Na verdade, a chave da capacidade de aprender está num adulto que
demonstre cuidado. Sabemos que o desejo de aprender aumenta com a
segurança que vem de se ter abrigo, alimentação e carinho. Pode vir de
mãe, pai, avó, parente, qualquer modelo de adulto que “abrace” a criança
com sua atenção, que a faça se sentir segura para explorar. A
experiência com a leitura cedo é acompanhada de um aprender a aprender,
adquirir compreensão sobre narrativas. Os dois primeiros anos de
escolaridade são importantes mas, se a criança chega lá sem ter
experimentado o estímulo adulto, não há professor dedicado que possa
compensar na sala de aula. Falo de uma desvantagem que pode acompanhar o
aluno pelo resto de sua vida escolar. Sempre digo, quando a criança
pisa na escola pela primeira vez chega na companhia da geração que a
enviou para lá.
Até quando a criança que não lê ainda pode ser recuperada para a leitura habitual na vida adulta?

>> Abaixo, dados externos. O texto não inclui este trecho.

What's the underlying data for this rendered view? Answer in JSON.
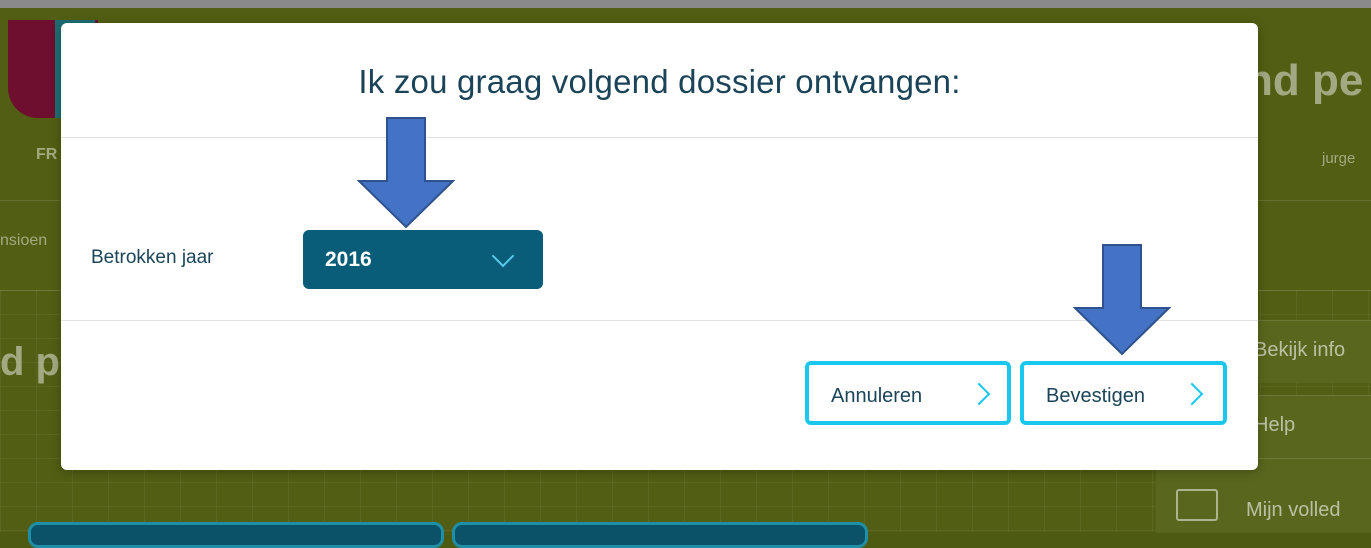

Hoje chegamos a um consenso sobre a terceira série do ensino
fundamental. Ali deve ser o limite. Se o aluno não aprendeu a ler até a
terceira série, está com problemas. Não deve ser enviado ao ano letivo
seguinte sem se recuperar ou terá mais chances de fracasso acadêmico. Há
cinco anos, fundações e ONGs educacionais começaram campanhas para
endossar essa ideia e as secretarias de educação do país, apesar de sua
autonomia, tendem a aceita-la.
O quanto se conhece sobre o efeito de gadgets eletrônicos que caem nas mãos de crianças muito antes de chegarem à escola?

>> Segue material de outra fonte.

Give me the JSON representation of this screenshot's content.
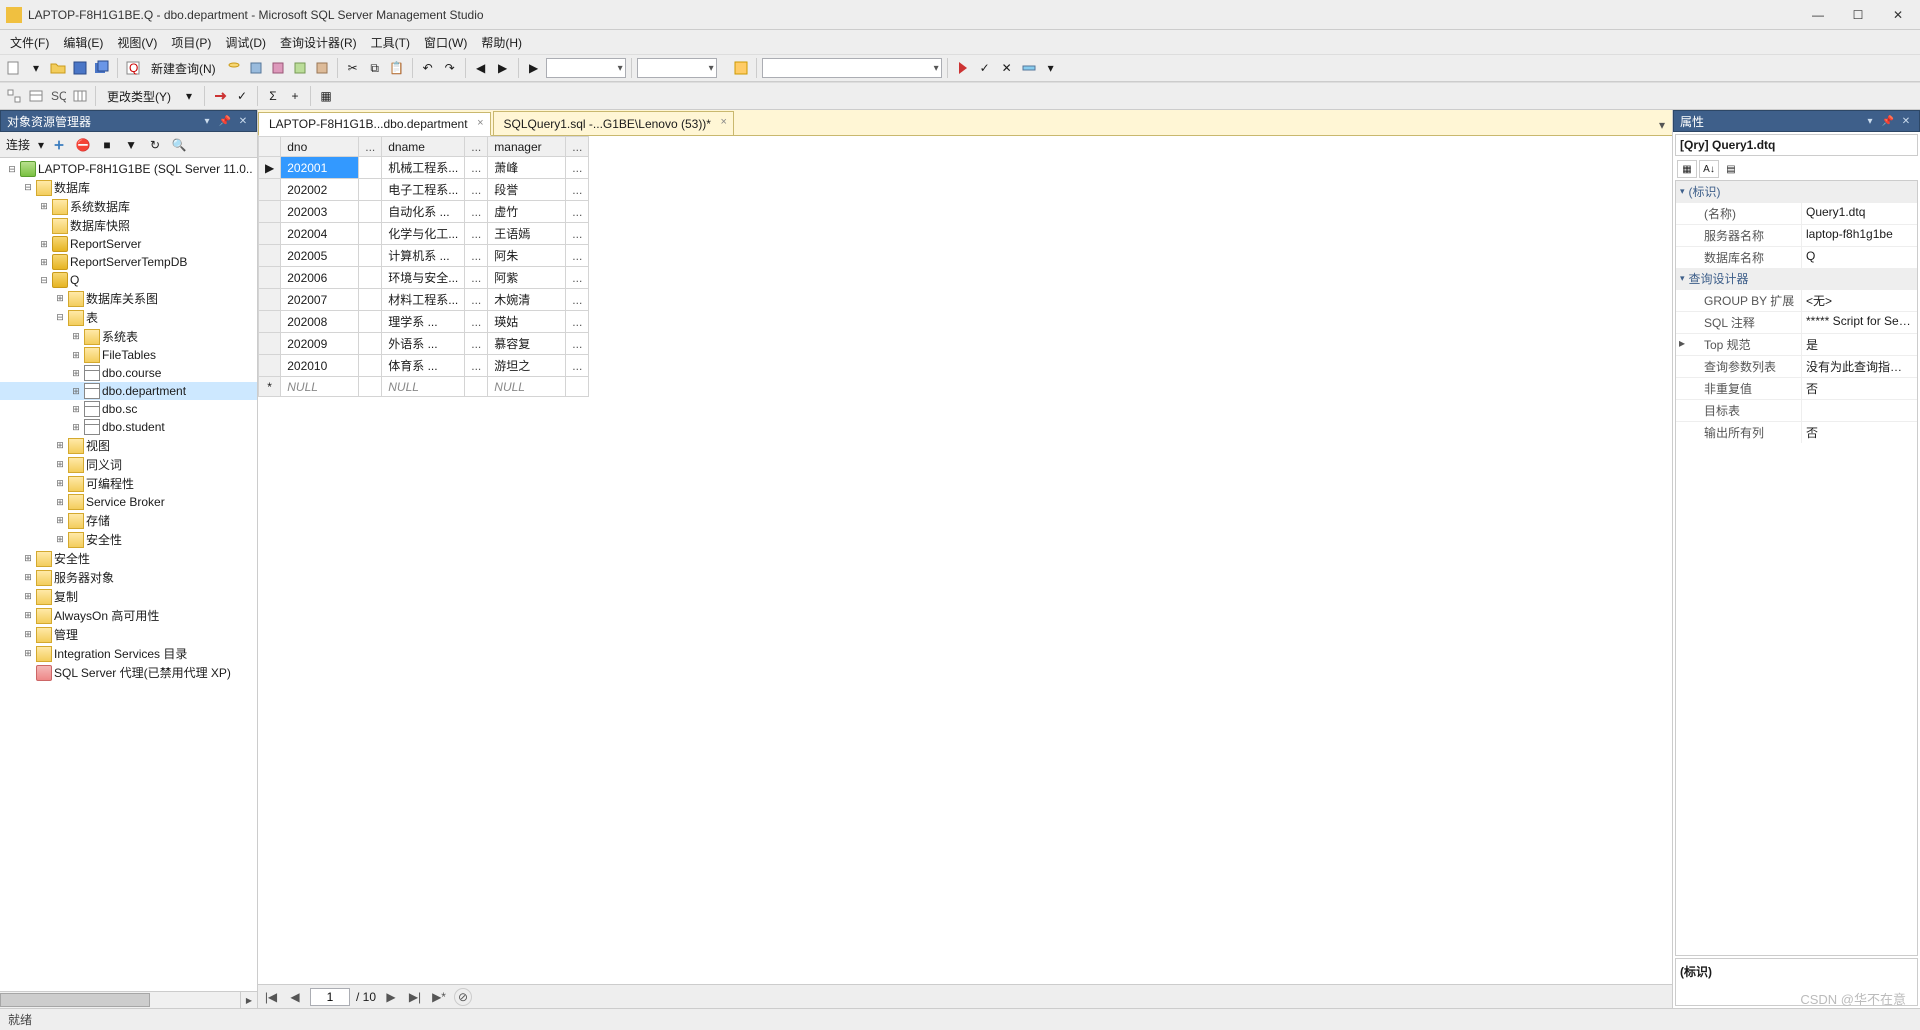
{
  "title": "LAPTOP-F8H1G1BE.Q - dbo.department - Microsoft SQL Server Management Studio",
  "menu": [
    "文件(F)",
    "编辑(E)",
    "视图(V)",
    "项目(P)",
    "调试(D)",
    "查询设计器(R)",
    "工具(T)",
    "窗口(W)",
    "帮助(H)"
  ],
  "toolbar2": {
    "change_type": "更改类型(Y)",
    "new_query": "新建查询(N)"
  },
  "objexp": {
    "title": "对象资源管理器",
    "connect": "连接",
    "root": "LAPTOP-F8H1G1BE (SQL Server 11.0..",
    "nodes": {
      "databases": "数据库",
      "sys_db": "系统数据库",
      "db_snapshot": "数据库快照",
      "rs": "ReportServer",
      "rstmp": "ReportServerTempDB",
      "q": "Q",
      "diagrams": "数据库关系图",
      "tables": "表",
      "sys_tables": "系统表",
      "filetables": "FileTables",
      "t_course": "dbo.course",
      "t_department": "dbo.department",
      "t_sc": "dbo.sc",
      "t_student": "dbo.student",
      "views": "视图",
      "synonyms": "同义词",
      "programmability": "可编程性",
      "service_broker": "Service Broker",
      "storage": "存储",
      "security_db": "安全性",
      "security": "安全性",
      "server_objects": "服务器对象",
      "replication": "复制",
      "alwayson": "AlwaysOn 高可用性",
      "management": "管理",
      "is_catalog": "Integration Services 目录",
      "agent": "SQL Server 代理(已禁用代理 XP)"
    }
  },
  "tabs": [
    {
      "label": "LAPTOP-F8H1G1B...dbo.department",
      "active": true
    },
    {
      "label": "SQLQuery1.sql -...G1BE\\Lenovo (53))*",
      "active": false
    }
  ],
  "grid": {
    "columns": [
      "dno",
      "dname",
      "manager"
    ],
    "rows": [
      {
        "dno": "202001",
        "dname": "机械工程系...",
        "manager": "萧峰",
        "selected": true
      },
      {
        "dno": "202002",
        "dname": "电子工程系...",
        "manager": "段誉"
      },
      {
        "dno": "202003",
        "dname": "自动化系   ...",
        "manager": "虚竹"
      },
      {
        "dno": "202004",
        "dname": "化学与化工...",
        "manager": "王语嫣"
      },
      {
        "dno": "202005",
        "dname": "计算机系   ...",
        "manager": "阿朱"
      },
      {
        "dno": "202006",
        "dname": "环境与安全...",
        "manager": "阿紫"
      },
      {
        "dno": "202007",
        "dname": "材料工程系...",
        "manager": "木婉清"
      },
      {
        "dno": "202008",
        "dname": "理学系     ...",
        "manager": "瑛姑"
      },
      {
        "dno": "202009",
        "dname": "外语系     ...",
        "manager": "慕容复"
      },
      {
        "dno": "202010",
        "dname": "体育系     ...",
        "manager": "游坦之"
      }
    ],
    "null_label": "NULL",
    "nav": {
      "pos": "1",
      "total": "/ 10"
    }
  },
  "props": {
    "title": "属性",
    "selector": "[Qry] Query1.dtq",
    "cats": [
      {
        "name": "(标识)",
        "items": [
          {
            "k": "(名称)",
            "v": "Query1.dtq"
          },
          {
            "k": "服务器名称",
            "v": "laptop-f8h1g1be"
          },
          {
            "k": "数据库名称",
            "v": "Q"
          }
        ]
      },
      {
        "name": "查询设计器",
        "items": [
          {
            "k": "GROUP BY 扩展",
            "v": "<无>"
          },
          {
            "k": "SQL 注释",
            "v": "***** Script for Select"
          },
          {
            "k": "Top 规范",
            "v": "是",
            "expandable": true
          },
          {
            "k": "查询参数列表",
            "v": "没有为此查询指定参数"
          },
          {
            "k": "非重复值",
            "v": "否"
          },
          {
            "k": "目标表",
            "v": ""
          },
          {
            "k": "输出所有列",
            "v": "否"
          }
        ]
      }
    ],
    "desc_title": "(标识)"
  },
  "status": "就绪",
  "watermark": "CSDN @华不在意"
}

Hoje a gente ouve crianças reclamando “estou com tédio”, querem que tudo
venha até elas. Como disse, na primeira infância é sempre bom estimular
a abstração e não deixar a criança isolada com gadgets. Mas estamos
começando a avaliar resultados positivos com aplicativos, as crianças
demonstram grande facilidade de compreender histórias em plataformas
digitais. Há o popular Speakaboos, de leitura interativa, e também o
Learn With Homer para aprendizado pré-escolar de leitura a partir dos
três anos.
Se a senhora tivesse que enfrentar corte de gastos
como o que o governo brasileiro vai enfrentar, como atacaria o problema
do baixo índice de leitura?
Apostaria em bibliotecas – fixas ou móveis. Elas são centros de
aprendizado para a vida toda, um presente que se renova. Dão também uma
sensação de segurança, são um elo comunitário.
A senhora é a favor de programas públicos de estímulo à leitura?
Sim, sou entusiasta de programas públicos. Eles são uma grande ajuda,
não só para as crianças, como para famílias. Tive uma ótima experiência
com bibliotecas móveis no Nepal, um país predominantemente rural, com a
ONG Read. As famílias venciam o isolamento e as unidades se tornaram
também uma fonte de atividade e construção da capital social.
Por que certos programas de incentivo ao livro fracassam?
Um problema que vejo é o tom excessivamente didático. É a ideia de
leitura quase como um privilégio da elite que deve ser imitado. Esquecem
de associar a leitura a brincadeiras e ao afeto adulto. Nem toda mãe ou
todo pai pode passar muito tempo lendo à noite para cada filho. Mas não
importa, nem que seja alguns minutos, abrace e beije a criança, olhe
nos olhos enquanto abre um livro. Ela guarda estas emoções na memória e
vai sempre associar a leitura a momentos preciosos.